Something similar happened to me when my Mandarin students asked about the difference between hui4 [huì] 会 and neng2 [néng] 能. As a native speaker, I hadn’t given much thought to why I would use the verbs in different situations and not interchangeably. Luckily such questions have been asked before, and a quick search on the Internet revealed good explanations.

So, teaching from the gut has merits. But equally, it’s important to have studied the subject  the way a scientist or a scholar would, i.e. approach it independently and without bias.

A seasoned teacher is like a well-versed actor or an experienced performer who has given the same concert program a thousand times. He or she has anticipated all the questions and feedback with all possible answers. How many hours of practice does it take to achieve mastery of a subject and then be able to transfer the knowledge?

Hawaii National Great Teachers Seminar, Big Island, August 2014

Hawaii National Great Teachers Seminar, Big Island, August 2014

Being an expert doesn’t mean you can teach the subject, however. “You are domain experts, but have you ever been trained to teach?” This was one of the key messages of the Hawaii Great Teachers Seminar I participated in August 2014.  This week-long seminar is held on the Big Island, a.k.a. Hawaii Island each August. Funding for it is one of the ways universities  provide for teacher training.

Hawaii National Great Teachers Seminar (August 2014)

To learn to teach, I attended professional development workshops given at Maui College and actively engaged in conversations about different ways to teach. I applied exercises on the flipped classroom taught by my nursing colleague at a 1.5 hour session at the 2015 Hawaii Strategy Institute on Oahu. I learned ways to teach language from my Spanish language colleague. From my English writing colleague, I learned to use free writing as a way to warm up my students in my Writing Intensive Music Literature course.

walk_maze_2014

A walk on the maze welcoming the new chancellor at UH Maui College, 8/14. Photo: Harvey Reed

For me, Mandarin Chinese is value-laden and full of cultural context. As my mother tongue, it is the language I use to count and to speak to my mother. I miss it if I don’t get to speak it. And when I teach it to a class of eager adult students, I’m transferring not just the language but the culture and history as well.

Piano is likewise something I hold very dear. I learned to play the piano from a Japanese teacher before I knew how to speak English and long before Japanese. I didn’t learn to read notes using the alphabet or solmisation. I can’t divorce the notes on the score from the black and white keys on the instrument. They are one and the same. Yet when I teach sight-reading to beginning pianists, I have to introduce the intermediary step of letters CDEFGAB or do re mi fa so la ti.
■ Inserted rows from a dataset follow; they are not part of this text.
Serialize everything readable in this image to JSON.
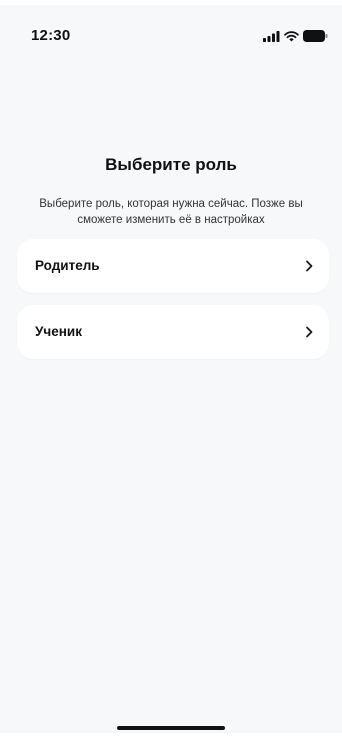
{
  "status_bar": {
    "time": "12:30",
    "icons": [
      "cellular-signal-icon",
      "wifi-icon",
      "battery-icon"
    ]
  },
  "screen": {
    "title": "Выберите роль",
    "subtitle_line1": "Выберите роль, которая нужна сейчас. Позже вы",
    "subtitle_line2": "сможете изменить её в настройках"
  },
  "roles": [
    {
      "label": "Родитель",
      "icon": "chevron-right-icon"
    },
    {
      "label": "Ученик",
      "icon": "chevron-right-icon"
    }
  ],
  "colors": {
    "background": "#f7f8fa",
    "card": "#ffffff",
    "text": "#111111"
  }
}
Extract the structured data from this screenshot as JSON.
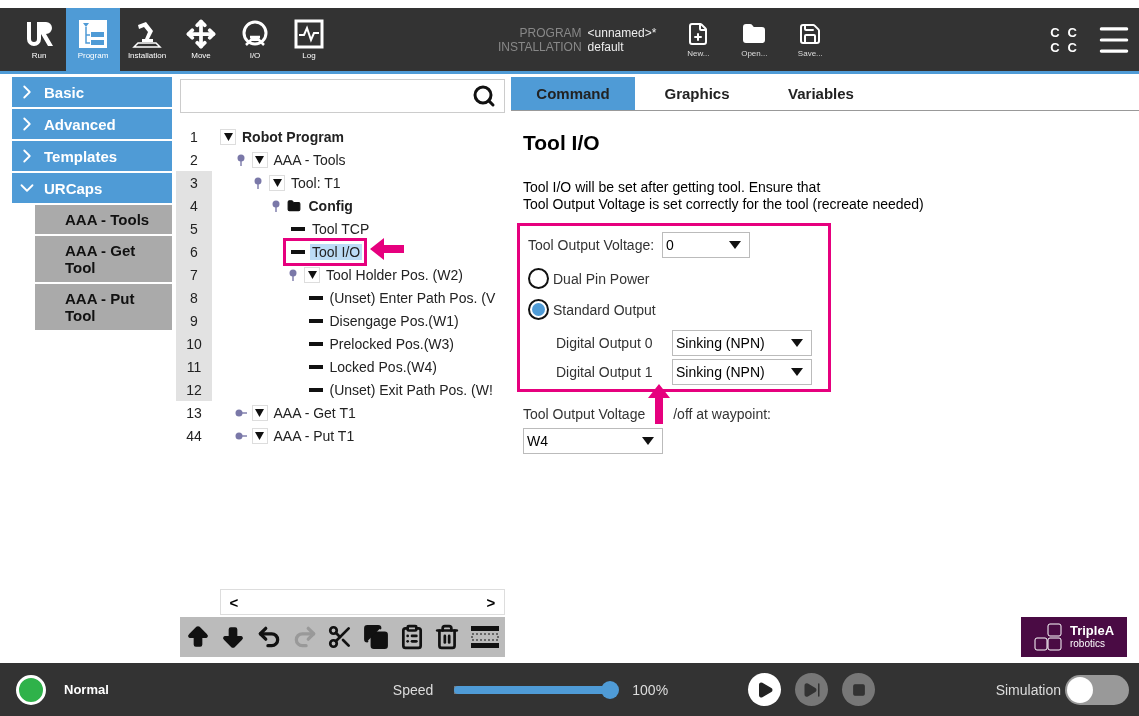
{
  "top_bar": {
    "nav": [
      {
        "kind": "run",
        "label": "Run",
        "selected": false
      },
      {
        "kind": "program",
        "label": "Program",
        "selected": true
      },
      {
        "kind": "installation",
        "label": "Installation",
        "selected": false
      },
      {
        "kind": "move",
        "label": "Move",
        "selected": false
      },
      {
        "kind": "io",
        "label": "I/O",
        "selected": false
      },
      {
        "kind": "log",
        "label": "Log",
        "selected": false
      }
    ],
    "program_label": "PROGRAM",
    "program_value": "<unnamed>*",
    "installation_label": "INSTALLATION",
    "installation_value": "default",
    "file_buttons": [
      {
        "kind": "new",
        "label": "New..."
      },
      {
        "kind": "open",
        "label": "Open..."
      },
      {
        "kind": "save",
        "label": "Save..."
      }
    ],
    "status_glyphs": [
      "C",
      "C",
      "C",
      "C"
    ]
  },
  "sidebar": {
    "items": [
      {
        "label": "Basic",
        "expanded": false
      },
      {
        "label": "Advanced",
        "expanded": false
      },
      {
        "label": "Templates",
        "expanded": false
      },
      {
        "label": "URCaps",
        "expanded": true,
        "children": [
          "AAA - Tools",
          "AAA - Get Tool",
          "AAA - Put Tool"
        ]
      }
    ]
  },
  "tree": {
    "items": [
      {
        "line": "1",
        "label": "Robot Program",
        "kind": "root",
        "expanded": true,
        "selected": false,
        "shaded": false,
        "children": [
          {
            "line": "2",
            "label": "AAA - Tools",
            "kind": "group",
            "expanded": true,
            "selected": false,
            "shaded": false,
            "children": [
              {
                "line": "3",
                "label": "Tool: T1",
                "kind": "group",
                "expanded": true,
                "selected": false,
                "shaded": true,
                "children": [
                  {
                    "line": "4",
                    "label": "Config",
                    "kind": "folder",
                    "expanded": true,
                    "selected": false,
                    "shaded": true,
                    "children": [
                      {
                        "line": "5",
                        "label": "Tool TCP",
                        "kind": "leaf",
                        "selected": false,
                        "shaded": true
                      },
                      {
                        "line": "6",
                        "label": "Tool I/O",
                        "kind": "leaf",
                        "selected": true,
                        "shaded": true
                      },
                      {
                        "line": "7",
                        "label": "Tool Holder Pos. (W2)",
                        "kind": "group",
                        "expanded": true,
                        "selected": false,
                        "shaded": true,
                        "children": [
                          {
                            "line": "8",
                            "label": "(Unset) Enter Path Pos. (V",
                            "kind": "leaf",
                            "selected": false,
                            "shaded": true
                          },
                          {
                            "line": "9",
                            "label": "Disengage Pos.(W1)",
                            "kind": "leaf",
                            "selected": false,
                            "shaded": true
                          },
                          {
                            "line": "10",
                            "label": "Prelocked Pos.(W3)",
                            "kind": "leaf",
                            "selected": false,
                            "shaded": true
                          },
                          {
                            "line": "11",
                            "label": "Locked Pos.(W4)",
                            "kind": "leaf",
                            "selected": false,
                            "shaded": true
                          },
                          {
                            "line": "12",
                            "label": "(Unset) Exit Path Pos. (W!",
                            "kind": "leaf",
                            "selected": false,
                            "shaded": true
                          }
                        ]
                      }
                    ]
                  }
                ]
              }
            ]
          },
          {
            "line": "13",
            "label": "AAA - Get T1",
            "kind": "group",
            "expanded": false,
            "selected": false,
            "shaded": false
          },
          {
            "line": "44",
            "label": "AAA - Put T1",
            "kind": "group",
            "expanded": false,
            "selected": false,
            "shaded": false
          }
        ]
      }
    ],
    "scroll_left": "<",
    "scroll_right": ">",
    "toolbar": [
      {
        "kind": "up",
        "disabled": false
      },
      {
        "kind": "down",
        "disabled": false
      },
      {
        "kind": "undo",
        "disabled": false
      },
      {
        "kind": "redo",
        "disabled": true
      },
      {
        "kind": "cut",
        "disabled": false
      },
      {
        "kind": "copy",
        "disabled": false
      },
      {
        "kind": "paste",
        "disabled": false
      },
      {
        "kind": "delete",
        "disabled": false
      },
      {
        "kind": "suppress",
        "disabled": false
      }
    ]
  },
  "tabs": [
    {
      "label": "Command",
      "selected": true
    },
    {
      "label": "Graphics",
      "selected": false
    },
    {
      "label": "Variables",
      "selected": false
    }
  ],
  "panel": {
    "title": "Tool I/O",
    "description": [
      "Tool I/O will be set after getting tool. Ensure that",
      "Tool Output Voltage is set correctly for the tool (recreate needed)"
    ],
    "voltage_label": "Tool Output Voltage:",
    "voltage_value": "0",
    "radios": [
      {
        "label": "Dual Pin Power",
        "selected": false
      },
      {
        "label": "Standard Output",
        "selected": true
      }
    ],
    "outputs": [
      {
        "label": "Digital Output 0",
        "value": "Sinking (NPN)"
      },
      {
        "label": "Digital Output 1",
        "value": "Sinking (NPN)"
      }
    ],
    "waypoint_label_start": "Tool Output Voltage",
    "waypoint_label_end": "/off at waypoint:",
    "waypoint_value": "W4",
    "logo_title": "TripleA",
    "logo_subtitle": "robotics"
  },
  "status_bar": {
    "status": {
      "text": "Normal",
      "color": "#2fb24a"
    },
    "speed_label": "Speed",
    "speed": {
      "level": 1
    },
    "speed_value": "100%",
    "simulation_label": "Simulation",
    "simulation_on": false
  }
}
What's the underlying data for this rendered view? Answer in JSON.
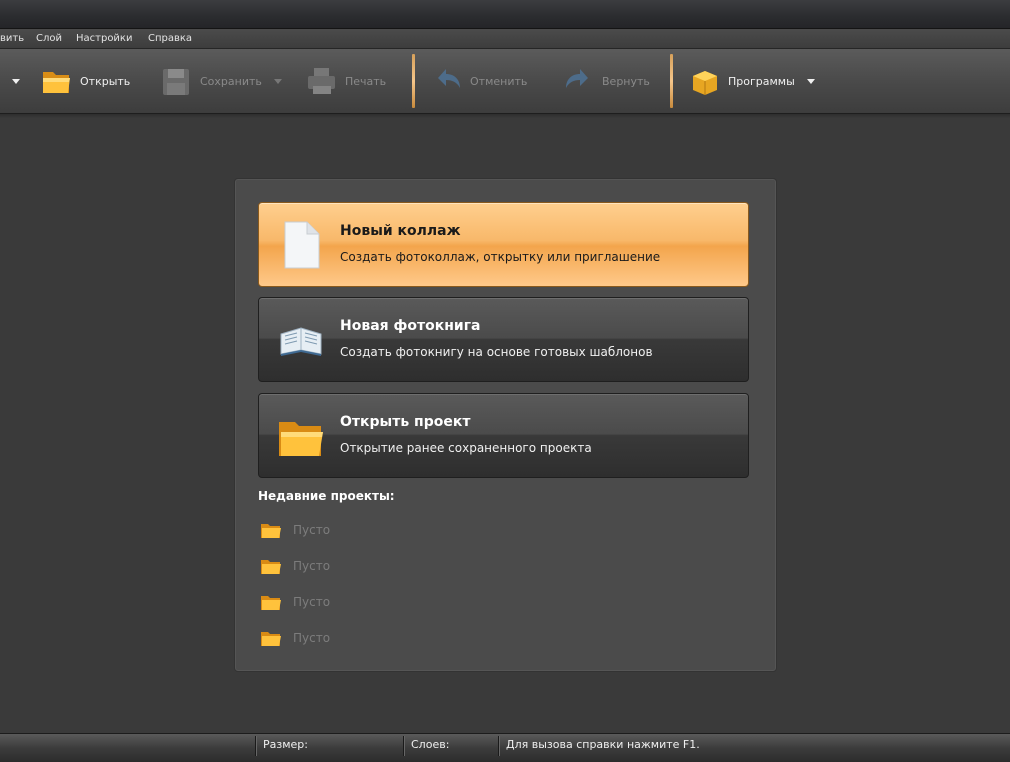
{
  "menu": {
    "items": [
      "вить",
      "Слой",
      "Настройки",
      "Справка"
    ]
  },
  "toolbar": {
    "open_label": "Открыть",
    "save_label": "Сохранить",
    "print_label": "Печать",
    "undo_label": "Отменить",
    "redo_label": "Вернуть",
    "programs_label": "Программы"
  },
  "start": {
    "new_collage": {
      "title": "Новый коллаж",
      "subtitle": "Создать фотоколлаж, открытку или приглашение"
    },
    "new_photobook": {
      "title": "Новая фотокнига",
      "subtitle": "Создать фотокнигу на основе готовых шаблонов"
    },
    "open_project": {
      "title": "Открыть проект",
      "subtitle": "Открытие ранее сохраненного проекта"
    },
    "recent_title": "Недавние проекты:",
    "recent": [
      "Пусто",
      "Пусто",
      "Пусто",
      "Пусто"
    ]
  },
  "status": {
    "size_label": "Размер:",
    "layers_label": "Слоев:",
    "hint": "Для вызова справки нажмите F1."
  },
  "colors": {
    "accent": "#f8b86a",
    "separator": "#f4c58a"
  }
}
In the latest adult education catalogue (Edventure, Fall 2015), I said that continuing education inspired me to forge new pathways in my professional journey. “There’s a saying that the one who learns the most in the classroom is the teacher,” I said. “As a lifelong learner who is curious and passionate about learning, I found my niche and now I’m teaching two subjects closest to my heart: piano and Chinese.”